The transfiguration places God’s seal upon the ministry and identity of Jesus. We read that Jesus takes Peter, James and John with him up on a mountain. There something utterly awe inspiring happens; Jesus is transfigured before their eyes. His clothes become dazzling white. Then even more astoundingly Elijah and Moses appear and speak with him.

At this point the Apostle Peter blurts out, “Rabbi, it is good for us to be here; let us make three dwellings, one for you, one for Moses and one for Elijah.” Interesting the Gospel includes this note on Peter, “He did not know what to say, for they were terrified.” Surely, we can understand he is agog at what happened.

The transfiguration event concludes with a cloud overshadowing Jesus and the disciples. A voice from that cloud says, “This is my Son, the beloved, listen to him.” And then the whole event is over and they are left alone. As they descend from the mountain, Jesus reminds them to tell no one what they have seen, until the Son of Man rises from the dead.” Here is the missing link in the story. Not only has Jesus been identified as the Messiah, who will suffer rejection and death on the cross, but he will rise from the dead on Easter.

The transfiguration account lays out a great truth for us to see and understand. The road from the mountain leads to Golgatha and ultimately Gethsemane, to the death and resurrection of Jesus. As disciples, we walk that road with him, just as Peter, John and James did. We and the disciples view Jesus in an entirely new and different way as a result of this experience.

I recall one Saturday morning years ago my wife and I watched my son, Jon, play soccer as a third grader on the old triple A fields. Jon had just broken out of the pack in what we might call a “herd ball” game and was scooting down the field toward the goal. I was talking, however, with Rick Ripperger, a local orthopedic surgeon. In the midst of our conversation, Rick said, “Look at that kid go. He’s a real jock.” I looked toward the field and realized he was describing our son. My understanding of Jon changed that day. I had a glimpse of who he would become.

We are reminded transfiguration events occur in life, when the veil is lifted, and for a moment we see below the ordinary surface of life and into the wondrous depths of unseen realities around us. It is seeing with the eyes of the artist, the poet or the saint. God becomes present to us. Or as Gerard Manley Hopkins writes, “And for all this, nature is never spent; There lives the dearest freshness deep down things.” 

 I hope you awake to sense the presence of the risen Christ and feel nurtured by his divine life, renewed and forgiven, and made one with heaven and all humanity. May God reveal to you in Jesus the Christ who has been sent to redeem humanity.

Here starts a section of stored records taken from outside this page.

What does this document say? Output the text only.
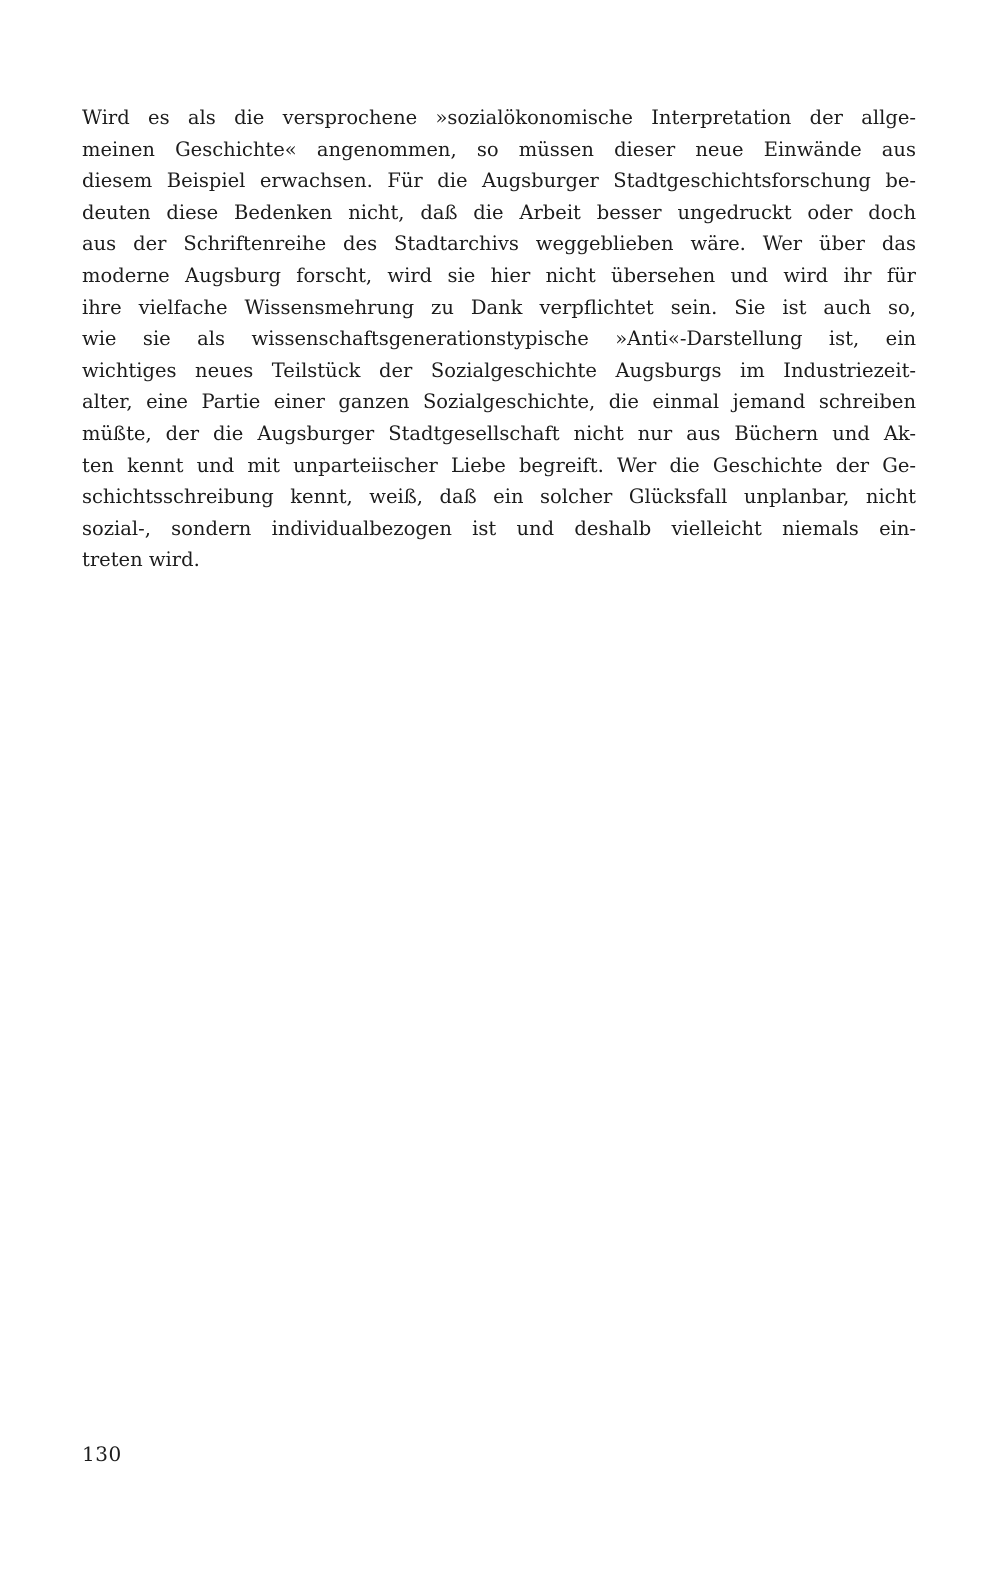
Wird es als die versprochene »sozialökonomische Interpretation der allge-
meinen Geschichte« angenommen, so müssen dieser neue Einwände aus
diesem Beispiel erwachsen. Für die Augsburger Stadtgeschichtsforschung be-
deuten diese Bedenken nicht, daß die Arbeit besser ungedruckt oder doch
aus der Schriftenreihe des Stadtarchivs weggeblieben wäre. Wer über das
moderne Augsburg forscht, wird sie hier nicht übersehen und wird ihr für
ihre vielfache Wissensmehrung zu Dank verpflichtet sein. Sie ist auch so,
wie sie als wissenschaftsgenerationstypische »Anti«-Darstellung ist, ein
wichtiges neues Teilstück der Sozialgeschichte Augsburgs im Industriezeit-
alter, eine Partie einer ganzen Sozialgeschichte, die einmal jemand schreiben
müßte, der die Augsburger Stadtgesellschaft nicht nur aus Büchern und Ak-
ten kennt und mit unparteiischer Liebe begreift. Wer die Geschichte der Ge-
schichtsschreibung kennt, weiß, daß ein solcher Glücksfall unplanbar, nicht
sozial-, sondern individualbezogen ist und deshalb vielleicht niemals ein-
treten wird.
130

Look around this room. Every person here is a beloved child of God, touched by the Holy Spirit, and grafted into the Body of the Transfigured Christ. The light of God shines upon each of us. God claims us as his child. Under the surface of our daily lives, something more dazzling than a sunset glow. Divine light transfigures ourselves.  Just as daffodils mark the coming of spring, so God’s presence in Christ, reveals a new life to you. Let that presence transform and strengthen you for ministry. May that presence renew your faith in Christ and commitment to discipleship. Amen.

May the peace of God which passes all understanding keep your hearts and minds in Christ Jesus.